Perhaps the most obvious absence is feathers. In the mid-1990s discoveries of spectacular fossils from China began to show that many dinosaurs were not only ancestors of birds, but also possessed that most bird-like of features. We now know that feathers characterised the majority of meat-eating dinosaurs and were used for display and insulation long before birds used their wings to take to the skies. The vast majority of popular science books, documentaries and other recent movies have now started to depict their predatory dinosaurs with coats of feathers: so why not Jurassic World? Acknowledging this fundamental shift in dinosaur biology would have been an easy win but seems to have been rejected because ‘scales are scarier’ – though I’m of the opinion that a Velociraptor with feathers would disembowel me just as effectively as one that had been plucked. Many other depictions of dinosaurs in the movie are actually less scientifically accurate than those given in the early instalments of the franchise, such as the Stegosaurus with its tail held down (it would have been held more horizontally) and quadrupedal dinosaurs like Triceratops galloping (these animals were not built for speed).

Missed opportunity

The whole idea of training the Velociraptors, which – as in the original movie – are around twice the size of the real things, is one I wouldn’t recommend. Although smart by reptile standards, fixing your steely glare on a razor-toothed, huge-clawed, agile pack-hunter with the intelligence and learning ability of an ostrich, and throwing it the odd dead rat for a treat, is likely to end in tears. As for being carried off by a flying pterosaur, which happens to several unfortunate tourists, some fundamental physics goes awry here: it seems highly unlikely that even a super-sized Dimorphodon with breast muscles the size of a turkey’s would be able be carry off your average-sized human, especially if that human had been indulging in some decent restaurants during their holiday.

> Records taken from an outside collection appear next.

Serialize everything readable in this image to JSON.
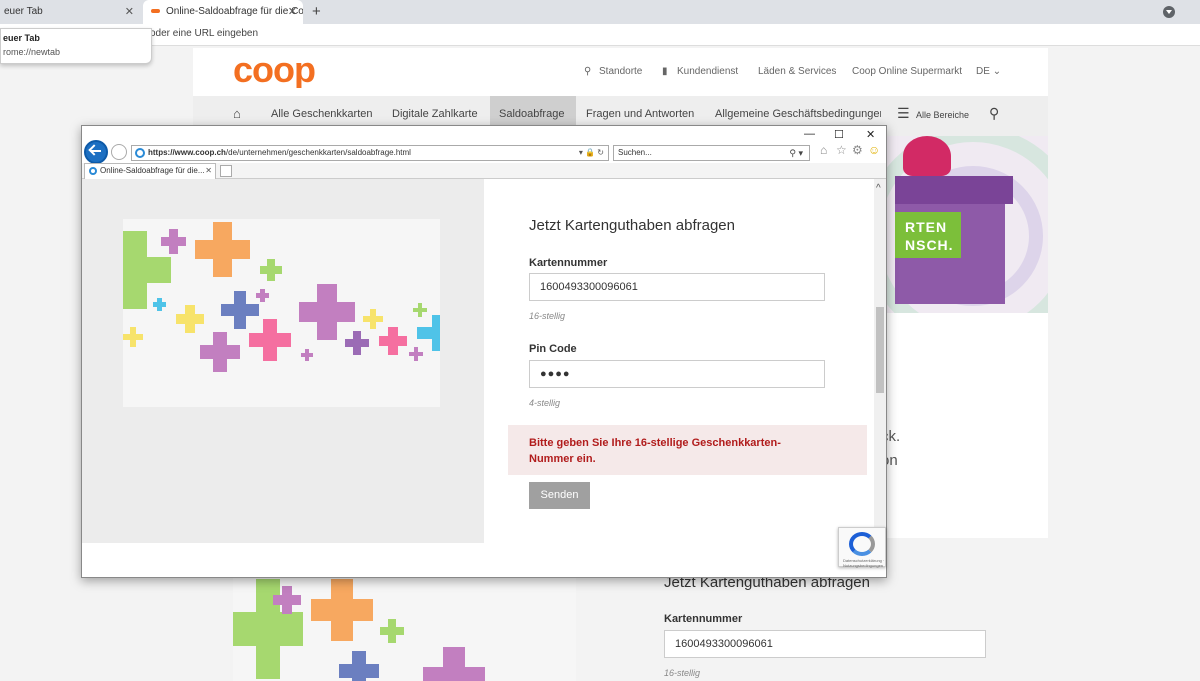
{
  "chrome": {
    "tab1_label": "euer Tab",
    "tab2_label": "Online-Saldoabfrage für die Coop",
    "omnibox_placeholder": "oder eine URL eingeben",
    "dropdown_title": "euer Tab",
    "dropdown_url": "rome://newtab",
    "close_glyph": "✕",
    "new_tab_glyph": "+"
  },
  "coop": {
    "logo_text": "coop",
    "logo_color": "#f36f21",
    "top_links": [
      "Standorte",
      "Kundendienst",
      "Läden & Services",
      "Coop Online Supermarkt",
      "DE"
    ],
    "nav_items": [
      "Alle Geschenkkarten",
      "Digitale Zahlkarte",
      "Saldoabfrage",
      "Fragen und Antworten",
      "Allgemeine Geschäftsbedingungen"
    ],
    "nav_all": "Alle Bereiche",
    "hero_label_line1": "RTEN",
    "hero_label_line2": "NSCH.",
    "bg_text_1": "ck.",
    "bg_text_2": "on",
    "lower_title": "Jetzt Kartenguthaben abfragen",
    "lower_label": "Kartennummer",
    "lower_value": "1600493300096061",
    "lower_hint": "16-stellig"
  },
  "ie": {
    "win_min": "—",
    "win_max": "☐",
    "win_close": "✕",
    "address_host": "https://www.coop.ch",
    "address_path": "/de/unternehmen/geschenkkarten/saldoabfrage.html",
    "address_icons": "▾ 🔒 ↻",
    "search_placeholder": "Suchen...",
    "search_icons": "⚲ ▾",
    "tab_label": "Online-Saldoabfrage für die...",
    "tab_close": "✕",
    "tools": [
      "⌂",
      "☆",
      "⚙",
      "☺"
    ]
  },
  "form": {
    "title": "Jetzt Kartenguthaben abfragen",
    "card_label": "Kartennummer",
    "card_value": "1600493300096061",
    "card_hint": "16-stellig",
    "pin_label": "Pin Code",
    "pin_value": "●●●●",
    "pin_hint": "4-stellig",
    "error": "Bitte geben Sie Ihre 16-stellige Geschenkkarten-Nummer ein.",
    "submit": "Senden",
    "recaptcha_text": "Datenschutzerklärung · Nutzungsbedingungen"
  },
  "colors": {
    "error_text": "#b11c1c",
    "error_bg": "#f5e9e9",
    "button_bg": "#a0a0a0",
    "ie_blue": "#1c6fc2"
  }
}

More insidiously, in addition to the numerous palaeontological faux pas there’s an unpleasant anti-science undertone to the whole piece. None of the major characters are scientists, and the few scientists that are featured are amoral figures working at the behest of sinister corporate and military interests. In reality, the scientific community is largely motivated by the joy of discovery and of expanding our understanding of the universe around us, whereas Jurassic World concentrates only on negatives: when science goes bad. Yes, I know it’s a movie, but some positive role models would be useful especially at a time in our history when many of our major societal challenges – climate change, food shortages – need new scientists to answer them.

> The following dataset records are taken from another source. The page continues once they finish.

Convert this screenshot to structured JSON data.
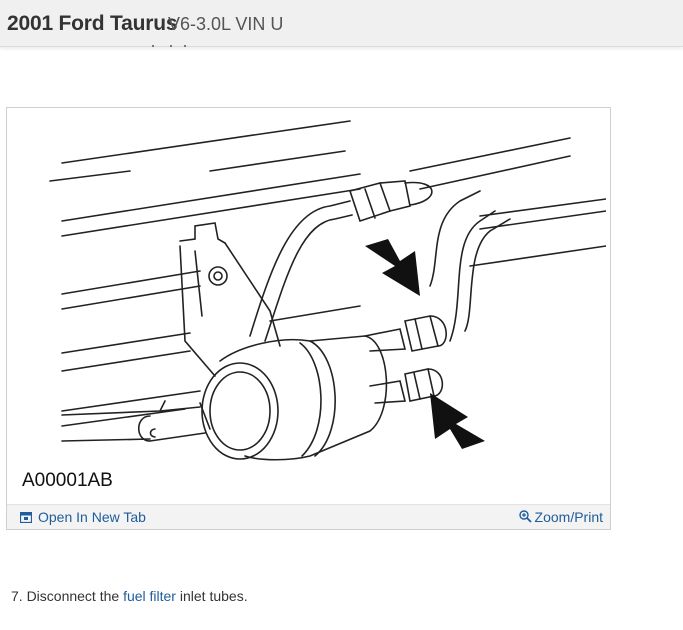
{
  "header": {
    "title": "2001 Ford Taurus",
    "subtitle": "V6-3.0L VIN U"
  },
  "figure": {
    "caption": "A00001AB",
    "open_tab_label": "Open In New Tab",
    "zoom_label": "Zoom/Print",
    "icons": {
      "open_tab": "open-new-tab-icon",
      "zoom": "zoom-icon"
    }
  },
  "step": {
    "prefix": "7. Disconnect the ",
    "link": "fuel filter",
    "suffix": " inlet tubes."
  },
  "colors": {
    "link": "#1f5d9b",
    "header_bg": "#f0f0f0",
    "footer_bg": "#f3f3f3"
  }
}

Despite some toe-curling moments with the science, I have to admit I enjoyed Jurassic World: it’s a fun, well-paced, action-adventure film with some great villains, jump-in-the-seat moments and terrific set pieces. However, you won’t learn anything new about dinosaurs, which is a shame. At heart, this is a classic monster movie pure and simple – it’s just that some of the monsters are based on now slightly dated depictions of once living, breathing animals.